Note that this is effectively a way to base fast-path decisions on information learned from slow-path computation. A way for the system to quite literally learn from the past :-)
Another example of this is tracking a package. The events involved are the various independent scans the package undergoes throughout its journey.
For “state” you might just want to keep an abbreviated version of the raw history of each package or just some derived notion of its state those derived notions of state are tough to define from a single scan in a warehouse somewhere… but make perfect sense when viewed in the context of the entire package history.
I eventually come back to our agenda:
- Ingest Events
- Take Action
- Recognize Activity
Along the way we’ve done a nod to some data-plumbing best practices… such as
The Power of the Query Side
Query-side tools are fast – use them effectively!
A datascience pipeline is
When building datascience pipelines, these paradigms help you stay flexible and scalable
Automate All of the Things
DevOps is your friend. We’re using an interesting pushbutton stack that’ll be the topic of another blog post :-)
Test All of the Things
TDD/BDD is your friend. Again, I’ll add another post on “Sanity-Driven Data Science” which is my take on TDD/BDD as applied to datascience pipelines.
Failure is a First Class Citizen
Fail fast, early, often… along with the obligatory reference to the Netflix Simian Army.
The Talk Itself
It was a somewhat challenging presentation format. I presented a live video feed solo while the audience was watching live and had the ability to send questions in via chat… no audio from the audience. Somewhat reminiscent of IRC-based presentations we used to do in Ubuntu community events… but with video.
The moderator asked the audience to queue questions up until the end, but as anyone who’s been in a classroom with me knows, I welcome / live for interruptions :-) In this case, I could easily see the chat window as I presented so asking-questions-along-the-way is supported on that presentation platform. I’d definitely ask for that in the future.
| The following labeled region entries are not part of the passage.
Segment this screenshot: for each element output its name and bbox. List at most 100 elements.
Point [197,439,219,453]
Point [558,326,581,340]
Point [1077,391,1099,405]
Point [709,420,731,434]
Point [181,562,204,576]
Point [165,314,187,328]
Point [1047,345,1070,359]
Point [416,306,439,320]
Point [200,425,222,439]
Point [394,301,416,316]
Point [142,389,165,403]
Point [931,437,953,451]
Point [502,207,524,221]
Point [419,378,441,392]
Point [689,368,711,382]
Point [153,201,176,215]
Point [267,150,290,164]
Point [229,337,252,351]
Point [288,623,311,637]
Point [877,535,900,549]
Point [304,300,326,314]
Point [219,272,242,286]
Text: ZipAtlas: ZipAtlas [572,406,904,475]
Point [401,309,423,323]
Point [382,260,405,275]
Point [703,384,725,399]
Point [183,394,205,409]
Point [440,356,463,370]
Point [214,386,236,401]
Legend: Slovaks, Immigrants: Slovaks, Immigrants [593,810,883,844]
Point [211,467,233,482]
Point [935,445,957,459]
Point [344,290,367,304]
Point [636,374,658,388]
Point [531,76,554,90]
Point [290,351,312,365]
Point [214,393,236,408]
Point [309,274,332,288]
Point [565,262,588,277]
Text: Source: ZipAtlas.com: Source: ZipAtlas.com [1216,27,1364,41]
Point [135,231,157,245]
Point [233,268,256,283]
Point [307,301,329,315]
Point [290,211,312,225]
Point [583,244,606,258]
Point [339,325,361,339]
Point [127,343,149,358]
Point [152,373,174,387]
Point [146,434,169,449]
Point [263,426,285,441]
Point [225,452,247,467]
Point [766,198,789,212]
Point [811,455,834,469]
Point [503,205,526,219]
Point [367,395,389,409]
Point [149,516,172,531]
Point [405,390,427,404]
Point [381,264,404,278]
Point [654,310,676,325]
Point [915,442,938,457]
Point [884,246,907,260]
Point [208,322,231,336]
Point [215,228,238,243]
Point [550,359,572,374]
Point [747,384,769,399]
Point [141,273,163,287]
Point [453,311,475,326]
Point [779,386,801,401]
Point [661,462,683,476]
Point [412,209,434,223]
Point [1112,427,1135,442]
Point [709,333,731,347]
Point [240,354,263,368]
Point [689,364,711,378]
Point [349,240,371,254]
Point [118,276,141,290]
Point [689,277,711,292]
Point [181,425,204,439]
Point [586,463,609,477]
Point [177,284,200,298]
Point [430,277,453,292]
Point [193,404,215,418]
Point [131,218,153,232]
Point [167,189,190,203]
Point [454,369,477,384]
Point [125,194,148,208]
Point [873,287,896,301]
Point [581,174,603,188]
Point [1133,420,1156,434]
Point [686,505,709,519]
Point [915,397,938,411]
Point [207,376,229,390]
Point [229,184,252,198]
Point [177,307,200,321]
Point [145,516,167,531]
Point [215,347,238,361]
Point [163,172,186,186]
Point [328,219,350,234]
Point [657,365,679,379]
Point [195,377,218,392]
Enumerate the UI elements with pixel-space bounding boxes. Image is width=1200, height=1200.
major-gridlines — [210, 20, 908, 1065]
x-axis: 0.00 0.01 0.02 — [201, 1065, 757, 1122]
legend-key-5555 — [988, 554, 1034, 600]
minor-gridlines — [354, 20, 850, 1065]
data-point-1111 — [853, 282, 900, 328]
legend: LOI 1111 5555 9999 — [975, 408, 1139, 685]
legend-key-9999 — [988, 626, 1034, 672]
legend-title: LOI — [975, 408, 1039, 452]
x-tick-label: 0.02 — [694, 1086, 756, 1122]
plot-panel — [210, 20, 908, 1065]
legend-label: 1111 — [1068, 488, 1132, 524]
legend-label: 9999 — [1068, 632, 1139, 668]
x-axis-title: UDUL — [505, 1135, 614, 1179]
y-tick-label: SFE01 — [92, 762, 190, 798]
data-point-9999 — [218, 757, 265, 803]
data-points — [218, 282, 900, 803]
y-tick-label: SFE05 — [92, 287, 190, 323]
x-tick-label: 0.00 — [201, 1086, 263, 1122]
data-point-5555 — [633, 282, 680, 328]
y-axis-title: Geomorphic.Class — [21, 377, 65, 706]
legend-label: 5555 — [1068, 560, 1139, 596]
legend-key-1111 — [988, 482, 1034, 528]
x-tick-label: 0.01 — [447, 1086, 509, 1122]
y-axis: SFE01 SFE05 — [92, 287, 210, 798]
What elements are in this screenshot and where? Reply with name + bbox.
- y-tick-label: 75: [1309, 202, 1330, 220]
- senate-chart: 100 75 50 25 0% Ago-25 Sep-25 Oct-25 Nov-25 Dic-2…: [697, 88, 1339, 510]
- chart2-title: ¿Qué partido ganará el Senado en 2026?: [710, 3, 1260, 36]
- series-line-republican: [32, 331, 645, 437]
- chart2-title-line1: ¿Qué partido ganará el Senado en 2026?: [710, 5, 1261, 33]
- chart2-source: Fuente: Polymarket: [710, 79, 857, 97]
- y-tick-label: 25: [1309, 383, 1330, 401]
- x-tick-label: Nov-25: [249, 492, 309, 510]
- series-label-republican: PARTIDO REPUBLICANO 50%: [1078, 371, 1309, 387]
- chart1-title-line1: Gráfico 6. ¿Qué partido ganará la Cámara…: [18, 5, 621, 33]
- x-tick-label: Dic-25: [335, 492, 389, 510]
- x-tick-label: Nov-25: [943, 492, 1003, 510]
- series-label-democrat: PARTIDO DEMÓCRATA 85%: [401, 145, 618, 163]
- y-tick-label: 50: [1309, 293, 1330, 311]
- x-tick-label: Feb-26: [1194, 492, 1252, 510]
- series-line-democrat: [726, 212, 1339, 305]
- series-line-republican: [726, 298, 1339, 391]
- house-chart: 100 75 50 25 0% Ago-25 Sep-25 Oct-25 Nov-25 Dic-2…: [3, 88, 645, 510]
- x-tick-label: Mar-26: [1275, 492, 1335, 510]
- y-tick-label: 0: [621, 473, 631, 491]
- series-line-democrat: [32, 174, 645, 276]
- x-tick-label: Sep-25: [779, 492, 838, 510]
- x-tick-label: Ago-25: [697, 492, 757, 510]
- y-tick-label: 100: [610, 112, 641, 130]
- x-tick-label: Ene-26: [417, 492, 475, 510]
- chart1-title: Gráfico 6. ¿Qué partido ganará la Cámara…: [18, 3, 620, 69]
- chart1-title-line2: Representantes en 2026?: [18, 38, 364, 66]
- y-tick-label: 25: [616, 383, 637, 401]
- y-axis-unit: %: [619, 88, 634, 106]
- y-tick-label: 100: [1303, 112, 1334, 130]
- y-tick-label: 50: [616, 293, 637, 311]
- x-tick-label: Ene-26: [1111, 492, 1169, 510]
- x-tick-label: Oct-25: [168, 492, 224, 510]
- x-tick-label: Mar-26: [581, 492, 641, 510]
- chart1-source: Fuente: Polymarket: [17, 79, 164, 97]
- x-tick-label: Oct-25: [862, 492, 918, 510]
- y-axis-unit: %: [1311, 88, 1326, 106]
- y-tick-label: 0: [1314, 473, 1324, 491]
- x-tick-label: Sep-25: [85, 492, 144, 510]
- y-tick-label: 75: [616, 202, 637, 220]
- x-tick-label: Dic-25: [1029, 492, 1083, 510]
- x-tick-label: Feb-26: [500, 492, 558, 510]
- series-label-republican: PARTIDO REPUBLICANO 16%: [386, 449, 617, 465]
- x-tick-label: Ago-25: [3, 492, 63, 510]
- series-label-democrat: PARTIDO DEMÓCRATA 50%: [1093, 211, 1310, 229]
I do prefer the fireside chat nature of adding one or two more folks into the feed… kinda like on-the-air hangouts… where the speaker can get audible feedback from some folks. Overall though this was a great experience and folks asked interesting questions at the end. I’m not sure how it’ll be published, but questions had to be done in a second section as I dropped connectivity right at the end of the speaking session.
Slides are available here, and you can get the video straight from the hadoop with the best site. Note that the slides are reveal.js and I make heavy use of two-dimensional navigation. Slides advance downwards, topics advance to the right.
Update: this post has be perdied-up (thanks Meg!) and reposted as part of our svds blog.